- Nic nie wyjaśniliśmy. Nic nie wyjaśniliśmy z WWN. Wiecie, co mi powiedział Aksel?
- Co? - z cieniem zmęczenia i strachu popatrzyłem na Mundusa.
- Powiedział, że czas naszego układu dawno minął... że Lerka będzie dla niego idealną partnerką. A ja, dobrym doradcą.
Lerka westchnęła z grozą. Ptak wbił wzrok w ziemię.
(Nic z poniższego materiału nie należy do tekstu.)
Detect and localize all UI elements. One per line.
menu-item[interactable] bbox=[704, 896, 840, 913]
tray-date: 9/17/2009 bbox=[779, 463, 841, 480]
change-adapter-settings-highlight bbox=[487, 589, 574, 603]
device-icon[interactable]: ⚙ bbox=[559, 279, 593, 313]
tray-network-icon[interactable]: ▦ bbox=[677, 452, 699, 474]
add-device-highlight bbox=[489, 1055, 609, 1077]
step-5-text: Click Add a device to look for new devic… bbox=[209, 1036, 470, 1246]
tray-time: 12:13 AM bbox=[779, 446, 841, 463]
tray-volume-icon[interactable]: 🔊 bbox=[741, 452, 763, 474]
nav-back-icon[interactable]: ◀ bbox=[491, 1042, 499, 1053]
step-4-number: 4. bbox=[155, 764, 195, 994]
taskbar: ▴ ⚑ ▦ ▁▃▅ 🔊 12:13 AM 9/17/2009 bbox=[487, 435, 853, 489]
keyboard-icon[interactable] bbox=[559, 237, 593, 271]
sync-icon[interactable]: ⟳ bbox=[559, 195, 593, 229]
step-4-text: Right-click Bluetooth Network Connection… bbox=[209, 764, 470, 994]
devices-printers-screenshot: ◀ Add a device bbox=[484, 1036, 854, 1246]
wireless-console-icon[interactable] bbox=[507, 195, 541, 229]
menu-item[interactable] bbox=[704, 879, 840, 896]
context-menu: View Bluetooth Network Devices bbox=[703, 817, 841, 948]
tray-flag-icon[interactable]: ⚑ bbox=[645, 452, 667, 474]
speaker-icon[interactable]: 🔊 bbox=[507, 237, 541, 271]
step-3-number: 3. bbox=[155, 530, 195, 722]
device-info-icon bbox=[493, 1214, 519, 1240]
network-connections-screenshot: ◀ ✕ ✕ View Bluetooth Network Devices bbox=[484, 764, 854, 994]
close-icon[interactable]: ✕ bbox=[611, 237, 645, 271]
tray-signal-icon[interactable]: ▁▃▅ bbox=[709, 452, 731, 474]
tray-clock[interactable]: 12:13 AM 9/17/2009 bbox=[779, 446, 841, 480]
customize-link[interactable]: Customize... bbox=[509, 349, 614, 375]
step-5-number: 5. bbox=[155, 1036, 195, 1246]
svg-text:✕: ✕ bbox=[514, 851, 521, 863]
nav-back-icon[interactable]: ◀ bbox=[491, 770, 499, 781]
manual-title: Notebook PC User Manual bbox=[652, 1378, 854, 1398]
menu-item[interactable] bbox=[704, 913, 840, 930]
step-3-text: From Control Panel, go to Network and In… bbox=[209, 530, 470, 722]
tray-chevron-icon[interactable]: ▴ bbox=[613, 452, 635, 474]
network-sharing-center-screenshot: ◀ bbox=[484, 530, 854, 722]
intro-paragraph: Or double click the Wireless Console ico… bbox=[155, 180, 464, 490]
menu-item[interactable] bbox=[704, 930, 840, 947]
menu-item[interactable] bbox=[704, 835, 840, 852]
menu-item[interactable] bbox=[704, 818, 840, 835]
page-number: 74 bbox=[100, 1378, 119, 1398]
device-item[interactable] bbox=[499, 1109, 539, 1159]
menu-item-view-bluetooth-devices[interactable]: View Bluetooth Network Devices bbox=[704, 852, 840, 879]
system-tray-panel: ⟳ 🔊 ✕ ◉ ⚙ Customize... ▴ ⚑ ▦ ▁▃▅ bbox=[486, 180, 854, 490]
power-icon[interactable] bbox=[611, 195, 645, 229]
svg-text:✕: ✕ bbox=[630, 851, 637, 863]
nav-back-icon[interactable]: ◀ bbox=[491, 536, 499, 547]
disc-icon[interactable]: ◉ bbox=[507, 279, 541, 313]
- Ani Lerka, ani ty, nigdzie nie idziecie - odpowiedziałem pewnie.
- A ciebie, Berylu... się zamknie. Albo, ewentualnie zlikwiduje.
- Co...?
- Na postrach społeczeństwu. Wiem, że cudzym losem łatwo się rozporządza...
- Nie ma mowy! - krzyknęła Eclipse - co on sobie mysli? Może i znają nasze tajemnice wojskowe, ale najważniejsze jest chyba samo wojsko, czyż nie? - a wojsko jeszcze mamy.
- Tak... teraz trzeba tego wojska pilnować, żeby... bo jak któryś z szeregwców sam w lesie będzie, to łatwo go złapać, albo gardło gdzieś poderżnąć... - westchnął ptak.
Dalej szliśmy, nie wypowiedziawszy nawet słowa.